According to the interlocutors of the publication, familiar with the ongoing negotiations in Brussels, the main target will be tankers that do not have Western insurance. The inspection will be carried out on the basis of international laws that allow countries to inspect ships if there are concerns that they may harm the environment.

The conditions of the "price ceiling" for Russian fuel stipulate that Western insurance companies can provide insurance services for oil transportation from the Russian Federation only if it is sold at a price below $60 per barrel. At the same time, the EU has suspicions that many vessels with Russian oil do not have such insurance, including covering damage from leaks and oil spills, the FT notes.

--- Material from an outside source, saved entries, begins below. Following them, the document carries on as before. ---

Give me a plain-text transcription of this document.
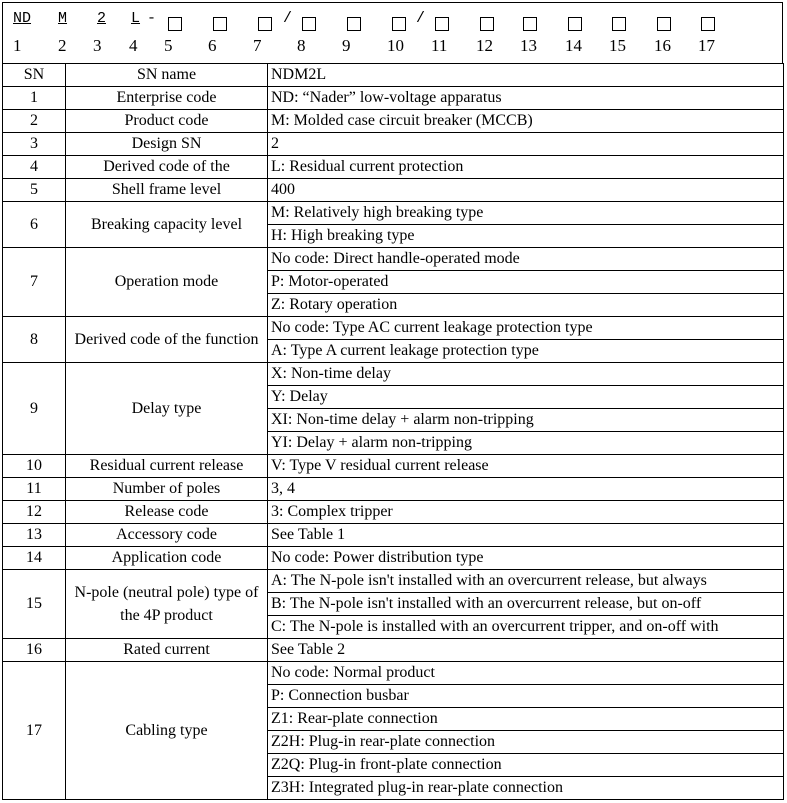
ND M 2 L -	/	/
1 2 3 4 5 6 7 8 9 10 11 12 13 14 15 16 17
SN	SN name	NDM2L
1	Enterprise code	ND: “Nader” low-voltage apparatus
2	Product code	M: Molded case circuit breaker (MCCB)
3	Design SN	2
4	Derived code of the	L: Residual current protection
5	Shell frame level	400
6	Breaking capacity level	M: Relatively high breaking type
		H: High breaking type
7	Operation mode	No code: Direct handle-operated mode
		P: Motor-operated
		Z: Rotary operation
8	Derived code of the function	No code: Type AC current leakage protection type
		A: Type A current leakage protection type
9	Delay type	X: Non-time delay
		Y: Delay
		XI: Non-time delay + alarm non-tripping
		YI: Delay + alarm non-tripping
10	Residual current release	V: Type V residual current release
11	Number of poles	3, 4
12	Release code	3: Complex tripper
13	Accessory code	See Table 1
14	Application code	No code: Power distribution type
15	N-pole (neutral pole) type of the 4P product	A: The N-pole isn't installed with an overcurrent release, but always
		B: The N-pole isn't installed with an overcurrent release, but on-off
		C: The N-pole is installed with an overcurrent tripper, and on-off with
16	Rated current	See Table 2
17	Cabling type	No code: Normal product
		P: Connection busbar
		Z1: Rear-plate connection
		Z2H: Plug-in rear-plate connection
		Z2Q: Plug-in front-plate connection
		Z3H: Integrated plug-in rear-plate connection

"The key task is to ensure compliance with the insurance rules," one of the sources said. - Now it is being done only partially. Coastal countries have the right to see the evidence."

According to the FT, about 60% of Russian oil supplies by sea are carried out through the Baltic Sea, and all this volume passes through the territorial waters of Denmark. According to the publication, about 2 million barrels of Russian oil pass through the Danish Straits every day, which is equivalent to three Aframax class tankers.

Officials contacted by the newspaper for comment note that the success of the initiative largely depends on the ability of the Danish Navy to stop and inspect tankers. The question also arises what to do if the ship refuses to stop.

A representative of the Danish Joint Military Command said in response to an FT request that the Danish military "does not check documents or vessels passing through the straits, except in cases related to maritime security."